Si l’alimentation requiert toute notre attention, c’est pour la bonne raison que la région abdominale est abondamment peuplée en neurones. A très juste titre, certains décrivent aujourd’hui l’intestin comme un « deuxième cerveau », particulièrement concerné par la gestion des émotions. En se demandant naguère « si tout venait du ventre ? », l’ostéopathe Pierre Pallardy avait posé une très bonne question qui reçoit aujourd’hui des réponses de la science. La dernière en date a de quoi laisser pantois : la maladie de Parkinson serait au départ une infection intestinale ! (1) C’est un chercheur allemand, l’anatomiste Heiko Braak, qui a lancé il y a une dizaine d’années cette hypothèse très peu conforme à la vision classique de la maladie. Il s’était aperçu que certaines personnes développaient des lésions neuronales typiques de Parkinson dans d’autres zones du cerveau que celle où ces lésions sont traditionnellement observées (« la substance noire »), alors même que ces patients n’avaient pas été diagnostiqués malades. De constatations en constatations, l’idée se forme alors en lui que la maladie pourrait peut-être apparaître en dehors de la substance noire, où elle ne migrerait qu’ensuite, à mesure de son évolution. Aujourd’hui, il en a la preuve : d’autres neurones du corps humain, ceux situés au niveau des intestins, présentent parfois des lésions typiquement parkinsoniennes alors que la substance noire, elle, est indemne. En clair : la maladie se déclencherait ailleurs que dans le cerveau avant de frapper celui-ci !
En fait, cela ne nous surprend guère.
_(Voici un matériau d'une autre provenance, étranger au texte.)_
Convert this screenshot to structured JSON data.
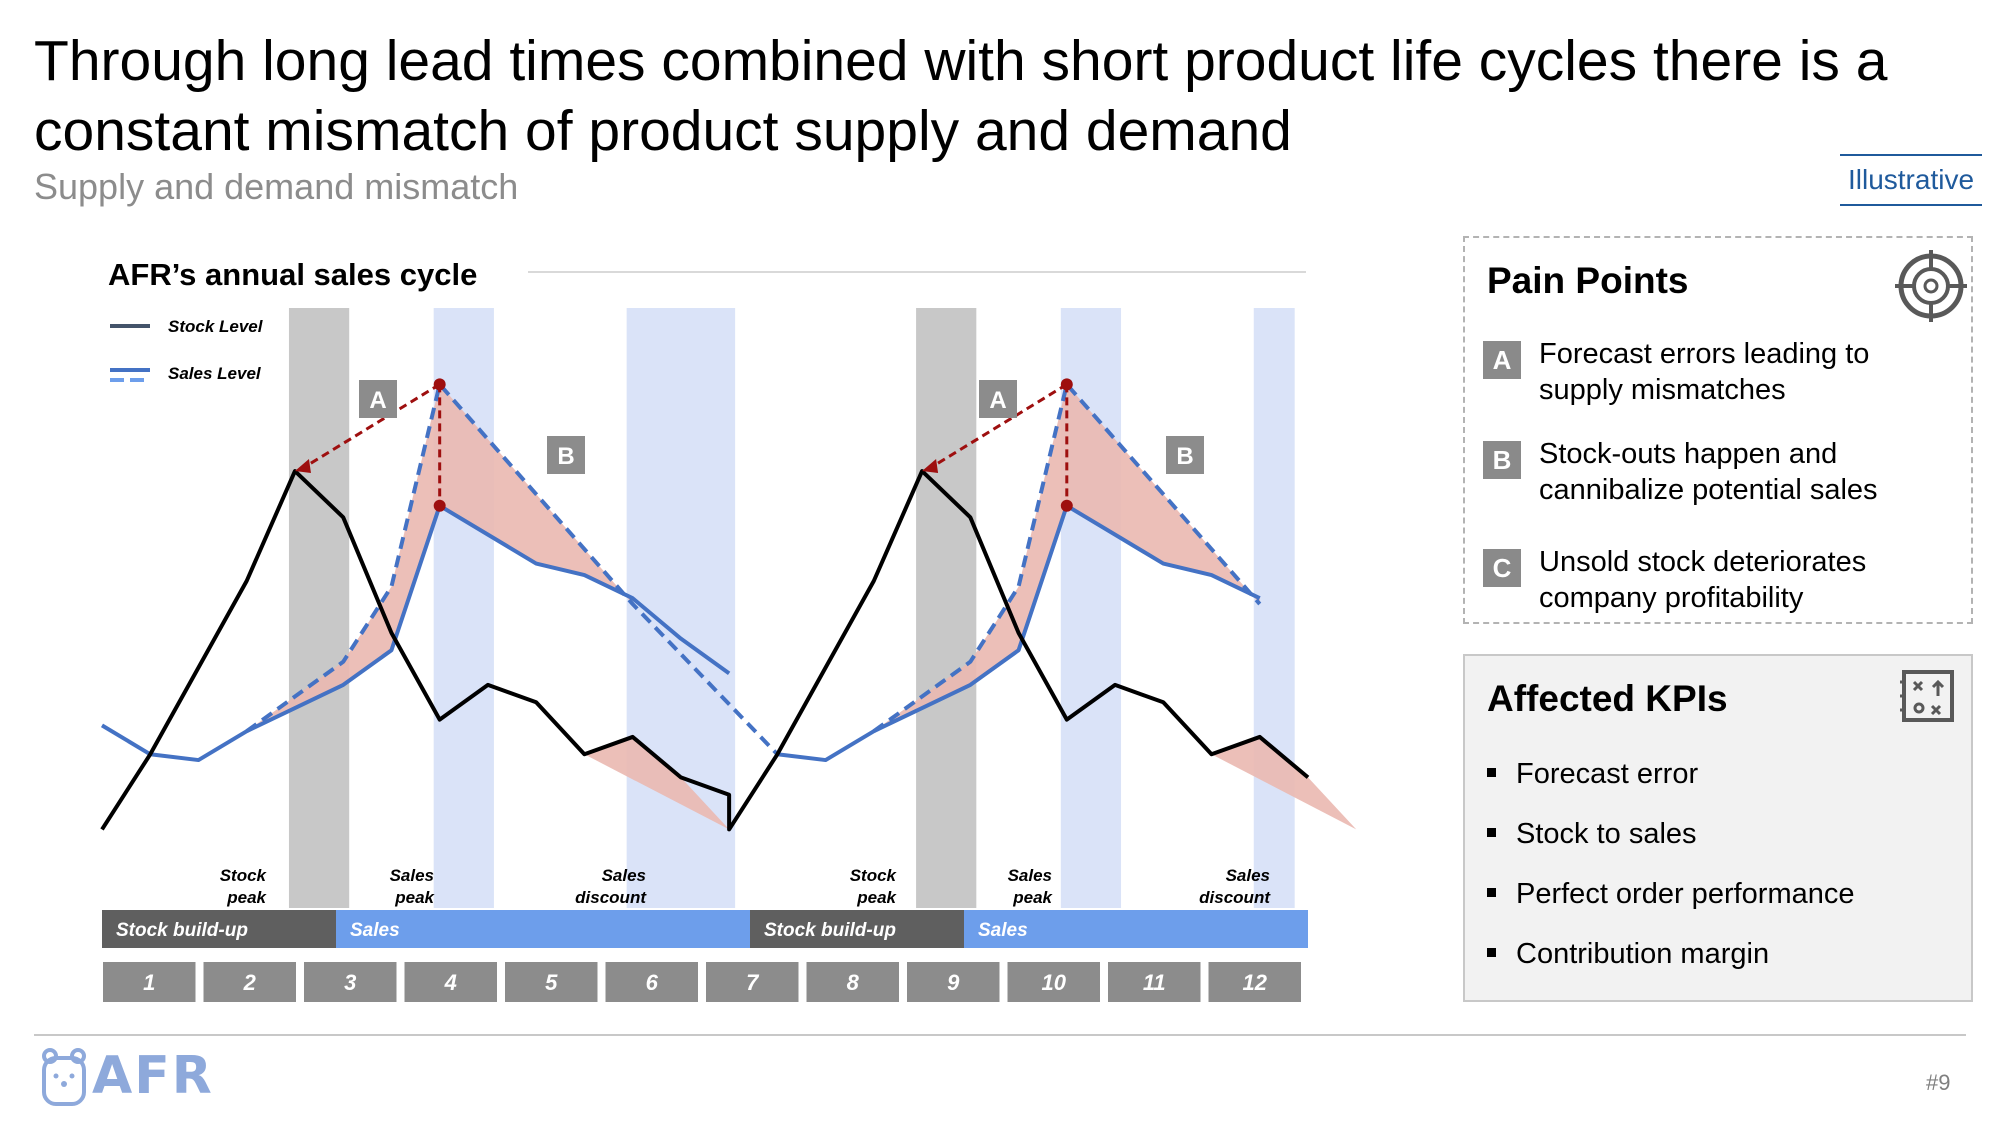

Dans le milieu des médecines naturelles, les maladies neurodégénératives sont soupçonnées depuis longtemps d’avoir une composante alimentaire. Dans son numéro 3, Néosanté évoquait d’ailleurs les expériences menées en ce sens par l’association Vaincre le Parkinson (A.V.P.) (2). Ce qui est neuf, c’est que des arguments scientifiques très solides viennent désormais étayer ce soupçon. Malheureusement, le courageux Heiko Braak rentre dans le rang en se focalisant sur une possible origine infectieuse, et donc sur le développement de médicaments antibiotiques censés combattre Parkinson. Il serait bien plus utile de montrer que cette infection prend naissance sur un terrain déséquilibré – notamment par les antibiotiques ! et que la flore intestinale pourrait au contraire bénéficier d’un régime probiotique ! Mais c’est déjà pas mal que la maladie de Parkinson ne soit plus considérée comme une fatalité liée à l’âge ou à la génétique : on avance dans le bon sens….

Yves Rasir

(1) Science & Vie N° 1130 , Novembre 2011
(2) www.vaincre-le-parkinson.fr

Médicament & brûlant

Une étude récente a fait le compte de tous les effets secondaires des inhibiteurs d’acide gastrique. Ces médicaments qui combattent les brûlures d’estomac peuvent provoquer de graves carences en magnésium et en vitamine B 12, fragiliser les os en contrariant l’absorption du calcium, et augmenter le risque d’infections intestinales en déséquilibrant la flore. Un usage prolongé augmente en outre le risque de gastrite, laquelle constitue à son tour un facteur de risque du cancer de l’estomac. (Source : ABC Santé)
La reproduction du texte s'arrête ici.